Die ringförmige Sonnenfinsternis am 3. Oktober 2005

Geflogen waren wir (Arnd Thomasmeyer und Dr. Thomas Kunzemann von der astronomischen Arbeitsgemeinschaft und Dr. Andreas Hänel vom Osnabrücker Planetarium) von Düsseldorf mit Air Berlin nach Alicante und hatten uns dort am Flughafen einen Mietwagen gebucht. Als Standquartier hatten wir eine Ferienwohnung in Dénia bezogen.

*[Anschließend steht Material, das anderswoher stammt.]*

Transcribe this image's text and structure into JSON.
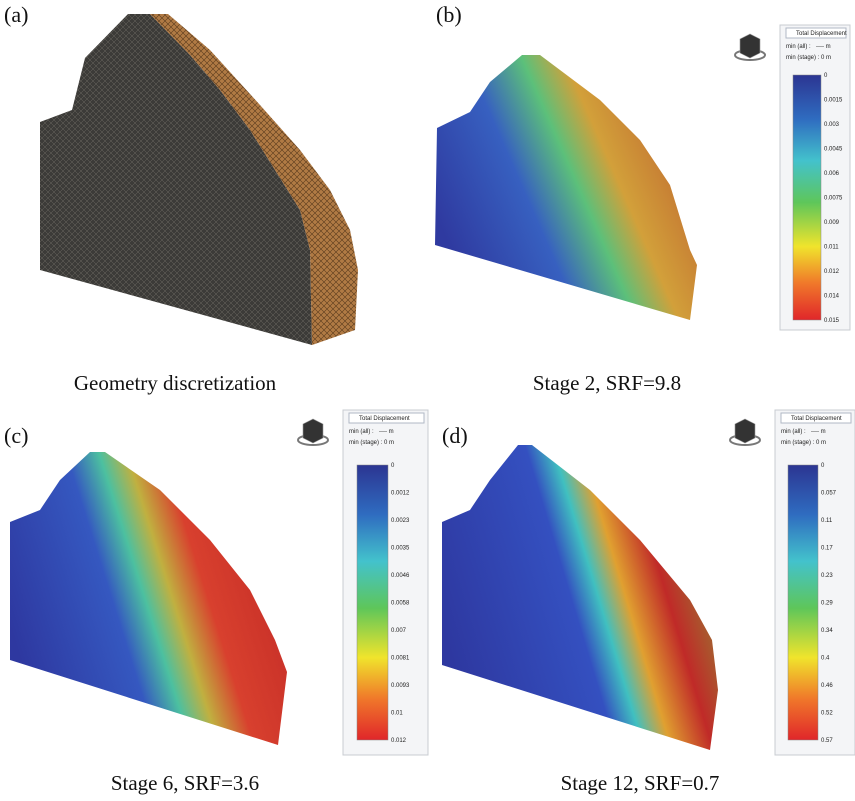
{
  "panels": [
    {
      "label": "(a)",
      "caption": "Geometry discretization"
    },
    {
      "label": "(b)",
      "caption": "Stage 2, SRF=9.8",
      "legend": {
        "title": "Total Displacement",
        "min_all": "min (all) :",
        "min_all_value": "---- m",
        "min_stage": "min (stage) : 0 m",
        "ticks": [
          "0",
          "0.0015",
          "0.003",
          "0.0045",
          "0.006",
          "0.0075",
          "0.009",
          "0.011",
          "0.012",
          "0.014",
          "0.015"
        ]
      }
    },
    {
      "label": "(c)",
      "caption": "Stage 6, SRF=3.6",
      "legend": {
        "title": "Total Displacement",
        "min_all": "min (all) :",
        "min_all_value": "---- m",
        "min_stage": "min (stage) : 0 m",
        "ticks": [
          "0",
          "0.0012",
          "0.0023",
          "0.0035",
          "0.0046",
          "0.0058",
          "0.007",
          "0.0081",
          "0.0093",
          "0.01",
          "0.012"
        ]
      }
    },
    {
      "label": "(d)",
      "caption": "Stage 12, SRF=0.7",
      "legend": {
        "title": "Total Displacement",
        "min_all": "min (all) :",
        "min_all_value": "---- m",
        "min_stage": "min (stage) : 0 m",
        "ticks": [
          "0",
          "0.057",
          "0.11",
          "0.17",
          "0.23",
          "0.29",
          "0.34",
          "0.4",
          "0.46",
          "0.52",
          "0.57"
        ]
      }
    }
  ]
}
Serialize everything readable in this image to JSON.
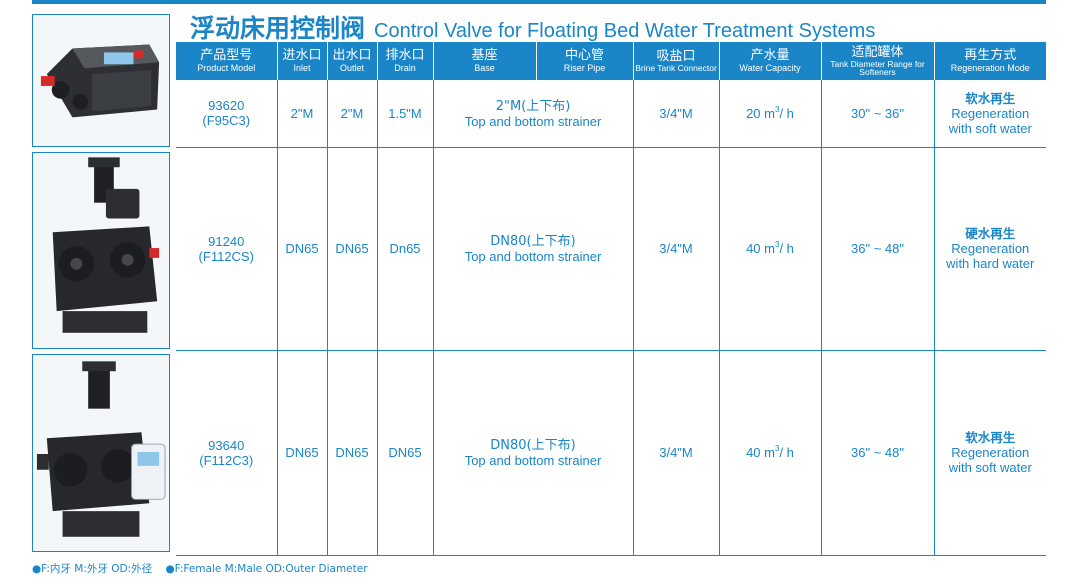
{
  "title": {
    "cn": "浮动床用控制阀",
    "en": "Control Valve for Floating Bed  Water Treatment Systems"
  },
  "columns": [
    {
      "cn": "产品型号",
      "en": "Product Model"
    },
    {
      "cn": "进水口",
      "en": "Inlet"
    },
    {
      "cn": "出水口",
      "en": "Outlet"
    },
    {
      "cn": "排水口",
      "en": "Drain"
    },
    {
      "cn": "基座",
      "en": "Base"
    },
    {
      "cn": "中心管",
      "en": "Riser Pipe"
    },
    {
      "cn": "吸盐口",
      "en": "Brine Tank Connector"
    },
    {
      "cn": "产水量",
      "en": "Water Capacity"
    },
    {
      "cn": "适配罐体",
      "en": "Tank Diameter Range for Softeners"
    },
    {
      "cn": "再生方式",
      "en": "Regeneration Mode"
    }
  ],
  "rows": [
    {
      "model": "93620",
      "code": "(F95C3)",
      "inlet": "2\"M",
      "outlet": "2\"M",
      "drain": "1.5\"M",
      "base_cn": "2\"M(上下布)",
      "base_en": "Top and bottom strainer",
      "brine": "3/4\"M",
      "capacity_value": "20 m",
      "capacity_sup": "3",
      "capacity_unit": "/ h",
      "tank": "30\" ~ 36\"",
      "mode_cn": "软水再生",
      "mode_en1": "Regeneration",
      "mode_en2": "with soft water"
    },
    {
      "model": "91240",
      "code": "(F112CS)",
      "inlet": "DN65",
      "outlet": "DN65",
      "drain": "Dn65",
      "base_cn": "DN80(上下布)",
      "base_en": "Top and bottom strainer",
      "brine": "3/4\"M",
      "capacity_value": "40 m",
      "capacity_sup": "3",
      "capacity_unit": "/ h",
      "tank": "36\" ~ 48\"",
      "mode_cn": "硬水再生",
      "mode_en1": "Regeneration",
      "mode_en2": "with hard water"
    },
    {
      "model": "93640",
      "code": "(F112C3)",
      "inlet": "DN65",
      "outlet": "DN65",
      "drain": "DN65",
      "base_cn": "DN80(上下布)",
      "base_en": "Top and bottom strainer",
      "brine": "3/4\"M",
      "capacity_value": "40 m",
      "capacity_sup": "3",
      "capacity_unit": "/ h",
      "tank": "36\" ~ 48\"",
      "mode_cn": "软水再生",
      "mode_en1": "Regeneration",
      "mode_en2": "with soft water"
    }
  ],
  "footnote": {
    "cn": "●F:内牙  M:外牙  OD:外径",
    "en": "●F:Female   M:Male   OD:Outer Diameter"
  },
  "colors": {
    "accent": "#1a86c8",
    "header_text": "#ffffff"
  }
}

In den Tagen vor der Finsternis wurden mögliche Beobachtungsplätze erkundet.

Freitag 30.9.

Vorbei am Naturpark des Berges Montgo und dem Cap de Sant Antoni fuhren wir durch Feriensiedlungen auf die Cumbre del Sol bei Benitatxell. Auf diesen exponierten Beobachtungsort fiel die erste Wahl, da man hier vom Llorenca in 442 m Höhe eine fantastische Sicht ins Landesinnere und aufs Meer hatte.

Samstag 1.10.
Heute entschieden wir uns dafür, das Landesinnere zu erkunden, da alle Vorhersagen für dort gutes Wetter ankündigen, während es an der Küste eher problematisch sein könnte. Nach den Landkarten dürfte eine Fahrt längs der Zentrallinie lange Zeit dauern, da nur kurvige Straßen eingezeichnet sind. Die Autobahn A7 nach Valencia und dann die A3 Richtung Madrid würde an der Grenze zwischen den Provinzen Valencia und Cuenca wieder die Zentrallinie schneiden, der gesamte Verlauf ist aber innerhalb der Zentralitätszone. Die 200 km sollten in 2 Stunden zu schaffen sein. War der Himmel an der Küste noch sehr diesig, wurde er weiter ins Landesinnere immer klarer, nahe der Zentrallinie überquert die A3 auf abenteuerlichen Brücken den Contreras-Staudamm und hier hielten wir nach einem Beobachtungsplatz Ausschau.
 
Am Camping-Platz Venta de Contreras, einer alten Post-Stelle, zeigte sich der Platzwart bestens informiert und gab uns viele Hinweise. Er erwartete noch 40 Franzosen und mehrere spanische Gruppen zur Beobachtung der Finsternis und auf dem Balkon stand schon ein Teleskop parat. Doch das südlich anschliessende Naturreservat Reserva Natural de las Hoces del Rio Cabriel wäre nur über eine Piste erreichbar. Aber hoch über dem Tal ragten zwei Hotel- oder Restaurantruinen, die gute Aussichten bieten würden. Die bewaldete Gegend faszinierte uns und mögliche Beobachtungsplätze würde es sicher genügend geben. Mit dieser Information reisten wir zurück nach Dénia, und brauchten für die Strecke wiederum kaum 2 Stunden.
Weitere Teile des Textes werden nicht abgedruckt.